Companies continue to invest in green IT (Dec. 07, 2009) — In spite of the recession, a large portion of corporate tech expenditure is being earmarked for environmental projects, a latest Deloitte study finds.

deloitteAlmost every two out of three of the companies surveyed by Deloitte—large enterprises with revenues of $500m plus—said they have at least five per cent of their IT budget earmarked for green IT projects.

One in three claimed to have allocated 15 per cent or more and one in eight were spending over 25 per cent on green projects. Cutting cost is even now a considerable inspiring factor behind green investments, along with dipping regulatory risk and improving public perception, Deloitte said.

Two-thirds of respondents said their company has a official programme in place for measuring, monitoring and improving ecological performance, even as just less than half of companies said they charge the expenditure of electricity for IT directly back to departments—making them unswervingly responsible for the power they utilize.

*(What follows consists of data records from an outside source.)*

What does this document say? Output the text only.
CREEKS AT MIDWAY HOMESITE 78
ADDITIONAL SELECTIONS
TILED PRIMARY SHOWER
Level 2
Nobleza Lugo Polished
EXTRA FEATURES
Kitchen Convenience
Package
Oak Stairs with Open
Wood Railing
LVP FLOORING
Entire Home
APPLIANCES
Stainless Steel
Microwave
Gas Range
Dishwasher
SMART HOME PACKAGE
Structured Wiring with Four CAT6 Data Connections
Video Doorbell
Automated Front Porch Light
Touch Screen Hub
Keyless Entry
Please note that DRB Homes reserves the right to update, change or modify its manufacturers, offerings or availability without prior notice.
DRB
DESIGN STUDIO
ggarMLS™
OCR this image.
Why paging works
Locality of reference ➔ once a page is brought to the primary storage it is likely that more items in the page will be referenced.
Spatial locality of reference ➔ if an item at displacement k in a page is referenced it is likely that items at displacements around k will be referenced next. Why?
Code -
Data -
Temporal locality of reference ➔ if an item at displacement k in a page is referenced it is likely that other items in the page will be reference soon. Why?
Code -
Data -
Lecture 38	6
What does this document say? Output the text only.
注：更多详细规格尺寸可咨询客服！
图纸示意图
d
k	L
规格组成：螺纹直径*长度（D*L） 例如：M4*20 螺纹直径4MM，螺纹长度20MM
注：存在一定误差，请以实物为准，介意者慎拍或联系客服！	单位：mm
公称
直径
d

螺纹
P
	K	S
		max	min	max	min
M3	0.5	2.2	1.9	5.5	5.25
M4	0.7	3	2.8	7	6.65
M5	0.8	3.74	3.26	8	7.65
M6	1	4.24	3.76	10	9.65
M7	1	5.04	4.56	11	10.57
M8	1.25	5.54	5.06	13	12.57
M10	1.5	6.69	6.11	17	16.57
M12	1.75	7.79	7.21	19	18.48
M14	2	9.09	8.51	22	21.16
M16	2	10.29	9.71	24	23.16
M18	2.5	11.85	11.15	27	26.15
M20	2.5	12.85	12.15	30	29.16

The report too found that some UK organizations are making chief efforts to decrease their carbon emissions. The John Lewis Partnership, for example, is operating UNIX machines in production at about 80 per cent utilization, which means they are using a half to a third of the number of machines to complete the similar tasks as some other organizations. In the meantime, HSBC incorporates environmental criterion into its equipment procurement, to ensure its buying energy-saving kit.

Head of Deloitte’s green IT consulting practice, John Winstanley, said as a chief user of electricity and producer of waste electronics the IT department was one of the primary business functions to be scrutinized and then required to perk up its competence and diminish its environmental impact.